The strongest argument against pig kidney optimism is the immunosuppression trap. Even with 69 gene edits, recipients need chronic immunosuppressive drugs, the same medications that make conventional transplant patients vulnerable to infections, cancers, and metabolic complications. If pig kidneys do not last as long as human kidneys (median human kidney graft survival: 12 to 15 years from a deceased donor, 15 to 20 from a living donor), patients face serial transplants, each carrying surgical risk and requiring a new pig kidney from a supply chain that does not yet exist at scale. Three pig kidneys over a lifetime may not beat an improved dialysis regimen, especially as artificial kidney research (the Kidney Project at UCSF) progresses toward implantable devices that would eliminate dialysis sessions entirely without requiring immunosuppression. Pig kidneys might be a bridge to a bridge, solving a 2026 problem with a solution that is obsolete by 2036.

What You Can Do

If you or someone you know is on dialysis: Both trials are enrolling. United Therapeutics' trial targets ESRD patients who are either ineligible for conventional transplant or unlikely to receive a kidney within five years. eGenesis's Phase I/II/III study targets dialysis-dependent patients age 50 and older who are already on the transplant waitlist. Search ClinicalTrials.gov for "xenotransplantation kidney" to find enrollment sites. Neither trial requires you to live near a major research hospital for initial screening.

If you are a nephrologist: Begin familiarizing yourself with xenotransplant immunosuppression protocols now.
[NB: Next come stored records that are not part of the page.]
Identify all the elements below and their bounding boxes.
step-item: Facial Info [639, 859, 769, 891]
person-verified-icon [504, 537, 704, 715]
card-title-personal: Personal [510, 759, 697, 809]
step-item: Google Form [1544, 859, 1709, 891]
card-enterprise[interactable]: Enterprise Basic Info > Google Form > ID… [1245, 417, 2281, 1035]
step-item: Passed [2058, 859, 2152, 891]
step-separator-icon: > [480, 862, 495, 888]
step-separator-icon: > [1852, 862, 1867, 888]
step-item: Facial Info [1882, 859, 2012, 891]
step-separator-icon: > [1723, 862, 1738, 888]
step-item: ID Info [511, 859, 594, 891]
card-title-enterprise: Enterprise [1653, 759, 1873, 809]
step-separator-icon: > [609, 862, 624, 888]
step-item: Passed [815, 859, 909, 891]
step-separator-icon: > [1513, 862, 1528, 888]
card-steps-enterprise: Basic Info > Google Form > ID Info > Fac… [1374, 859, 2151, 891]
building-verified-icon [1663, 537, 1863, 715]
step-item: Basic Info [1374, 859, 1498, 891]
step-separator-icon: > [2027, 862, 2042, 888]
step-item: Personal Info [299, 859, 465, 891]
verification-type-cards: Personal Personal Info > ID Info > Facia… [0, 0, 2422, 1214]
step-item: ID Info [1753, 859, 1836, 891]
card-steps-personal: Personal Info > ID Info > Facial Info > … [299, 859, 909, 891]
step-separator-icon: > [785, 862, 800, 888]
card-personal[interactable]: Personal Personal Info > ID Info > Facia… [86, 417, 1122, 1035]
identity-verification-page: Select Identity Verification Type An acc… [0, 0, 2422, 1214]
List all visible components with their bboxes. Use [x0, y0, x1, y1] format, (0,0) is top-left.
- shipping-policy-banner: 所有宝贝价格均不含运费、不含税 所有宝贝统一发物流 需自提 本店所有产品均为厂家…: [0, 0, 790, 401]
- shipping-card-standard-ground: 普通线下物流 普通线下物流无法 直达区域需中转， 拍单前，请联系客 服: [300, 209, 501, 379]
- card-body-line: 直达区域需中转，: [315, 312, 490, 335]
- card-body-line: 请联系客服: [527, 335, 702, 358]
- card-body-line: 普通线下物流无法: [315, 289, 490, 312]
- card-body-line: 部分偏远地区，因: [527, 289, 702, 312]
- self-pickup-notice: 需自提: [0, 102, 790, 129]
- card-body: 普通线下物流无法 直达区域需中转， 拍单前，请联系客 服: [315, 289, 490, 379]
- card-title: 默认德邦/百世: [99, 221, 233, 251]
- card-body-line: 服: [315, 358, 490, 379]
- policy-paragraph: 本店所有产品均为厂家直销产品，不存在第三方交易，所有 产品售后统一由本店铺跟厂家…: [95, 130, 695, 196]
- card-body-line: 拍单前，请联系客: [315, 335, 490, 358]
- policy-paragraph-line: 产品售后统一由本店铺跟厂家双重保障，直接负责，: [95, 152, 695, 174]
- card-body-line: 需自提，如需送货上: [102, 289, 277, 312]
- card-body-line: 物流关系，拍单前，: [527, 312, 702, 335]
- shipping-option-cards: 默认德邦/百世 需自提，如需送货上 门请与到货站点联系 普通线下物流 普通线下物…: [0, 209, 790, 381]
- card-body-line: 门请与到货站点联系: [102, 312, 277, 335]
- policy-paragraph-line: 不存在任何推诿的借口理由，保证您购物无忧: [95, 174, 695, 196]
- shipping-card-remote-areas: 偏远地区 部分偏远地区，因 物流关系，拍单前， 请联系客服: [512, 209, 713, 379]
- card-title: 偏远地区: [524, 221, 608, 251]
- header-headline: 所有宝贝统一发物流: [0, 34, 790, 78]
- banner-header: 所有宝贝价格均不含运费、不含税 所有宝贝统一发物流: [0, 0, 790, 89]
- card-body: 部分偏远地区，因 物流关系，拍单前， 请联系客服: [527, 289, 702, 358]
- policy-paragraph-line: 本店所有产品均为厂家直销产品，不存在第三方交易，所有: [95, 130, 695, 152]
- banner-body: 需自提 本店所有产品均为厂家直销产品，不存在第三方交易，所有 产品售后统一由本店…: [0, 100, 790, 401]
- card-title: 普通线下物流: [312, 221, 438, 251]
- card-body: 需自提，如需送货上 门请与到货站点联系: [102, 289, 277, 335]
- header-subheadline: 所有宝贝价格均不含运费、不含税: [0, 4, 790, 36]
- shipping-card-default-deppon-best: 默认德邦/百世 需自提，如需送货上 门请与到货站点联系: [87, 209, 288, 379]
The regimens differ from conventional transplant protocols, and the monitoring requirements are more intensive, including regular screening for PERV markers. Both companies will need clinical sites beyond their initial trial centers as enrollment expands.

If you are an investor: United Therapeutics ($UTHR) is publicly traded with an $8 billion market cap. eGenesis closed a $191 million Series D in September 2024. The addressable market, $51 billion in annual Medicare dialysis spending, is real and growing. But the risk is binary: if pig kidneys last 10+ years, these companies will become among the most valuable in medicine. If graft survival is measured in months, the entire field collapses. Watch the patient survival data quarterly.

The Bottom Line

For the first time in the history of organ transplantation, the supply constraint is not human generosity. It is molecular biology. Two companies have bet billions that CRISPR can turn a pig into a universal organ donor. They disagree on how many edits that requires. Both have patients who are alive, off dialysis, and doing things, throwing baseballs, riding bikes, that they could not do six months ago. Sample size is absurdly small. The stakes, 800,000 Americans filtering their blood through machines three times a week while waiting for a phone call that statistically will never come, are not.